Il est précisé à cet égard que la charge des frais d’exécution forcée est régie par les dispositions d’ordre public de l’article L. 111-8 du code des procédures civiles d’exécution et que le juge du fond ne peut statuer par avance sur le sort de ces frais.
PAR CES MOTIFS
La Cour, statuant publiquement par arrêt contradictoire,
Infirme le jugement déféré sauf en ce qu’il a débouté la SAS Cloud Factory Business Services de sa demande fondée sur l’article 700 du code de procédure civile,
Statuant à nouveau et y ajoutant,
Dit que le licenciement de Mme [H] [LT] est sans cause réelle et sérieuse,
Condamne la SAS Cloud Factory Business Services, anciennement dénommée Canon France Business Services à verser à Mme [H] [LT] les sommes suivantes :
— 57 000 euros à titre d’indemnité pour licenciement sans cause réelle et sérieuse ;
Avec intérêts au taux légal à compter du 30 avril 2025;
— 3 000 euros au titre de l’article 700 du code de procédure civile.

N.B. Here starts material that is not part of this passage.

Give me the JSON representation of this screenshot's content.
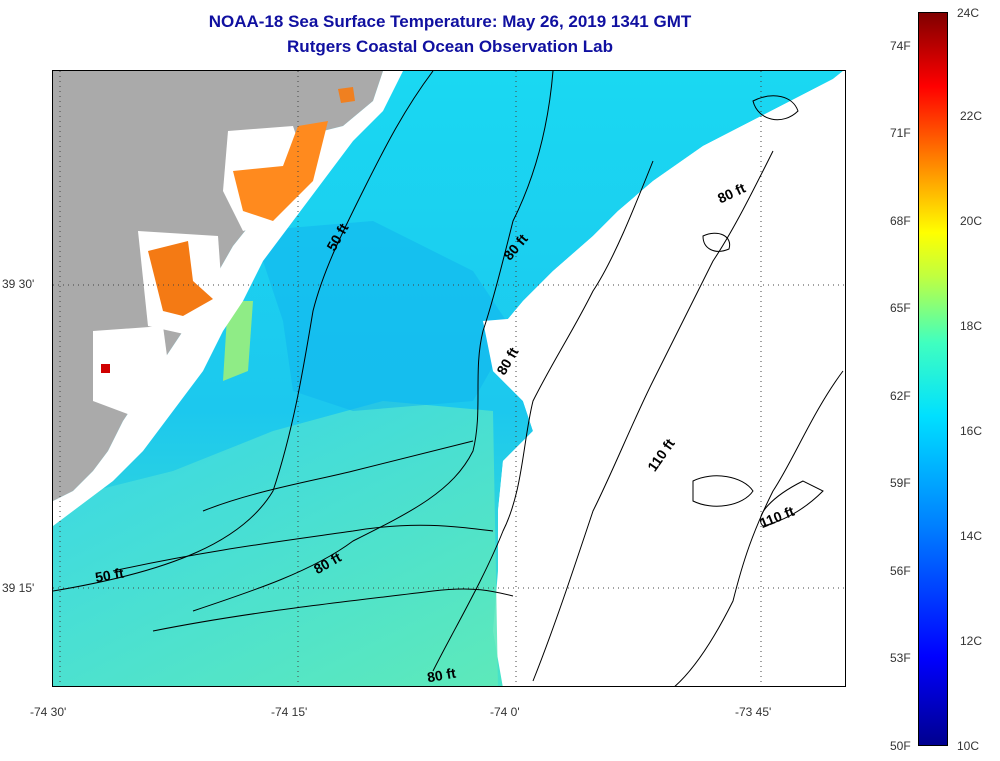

Ordonne à la SAS Cloud Factory Business Services, anciennement dénommée Canon France Business Services, de remettre à Mme [H] [LT] un bulletin de salaire récapitulatif et conforme dans un délai d’un mois à compter de la notification du présent arrêt,
Ordonne à la SAS Cloud Factory Business Services, anciennement dénommée Canon France Business Services, de rembourser à Pôle Emploi, devenu France Travail, les indemnités chomâge éventuellement versées à Mme [H] [LT] dans la limite de trois mois d’indemnités,
Déboute la SAS Cloud Factory Business Services, anciennement dénommée Canon France Business Services de sa demande fondée sur l’article 700 du code de procédure civile en cause d’appel,
Condamne la SAS Cloud Factory Business Services, anciennement dénommée Canon France Business Services, aux dépens de première instance et d’appel.